While sports medicine has traditionally focused on recovering from injury and returning athletes to sport safely after injury, there is a growing interest in the long-term health of athletes. The purpose of this scoping review was to (1) summarise the literature (methodologies and findings) on physical function, body composition and cardiometabolic health in midlife (age 40–65 years) former competitive athletes compared with non-athlete controls, (2) identify areas for future study in long-term health in athletes and (3) determine outcomes that could be evaluated in a future systematic review(s). We searched PubMed, CINAHL, Web of Science and SPORTDiscus for studies published between 2000 and 2022 evaluating former athletes and controls on physical function, body composition and/or cardiometabolic measures using MeSH terms. We identified 20 articles that met our criteria. Outcomes varied considerably across studies, most of which were cross-sectional and evaluated only males.
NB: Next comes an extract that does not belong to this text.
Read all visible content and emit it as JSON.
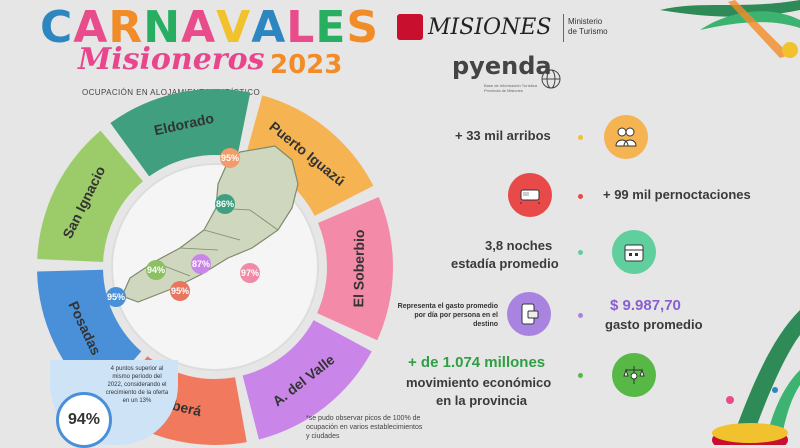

Limited data suggest that former endurance athletes have leaner body compositions, higher aerobic capacity and better cardiometabolic indicators than controls; former athletes who maintain higher physical activity (ie, self-reported exercise) are healthier than those who do not; and former team sport athletes, who have higher injury prevalence, may have poorer functional performance than controls who were recreationally active in college. Studies rarely evaluated functional performance, did not control for prior injury or diet and seldom assessed current physical activity levels. Future research should include females and evaluate sex differences, control for prior sports-related injury(ies), quantify physical activity, use standardised outcome measures including performance-based functional assessments and incorporate longitudinal designs.


BMJ Open Sport & Exercise Medicine, Vol. 9, No. 4 (2023). DOI.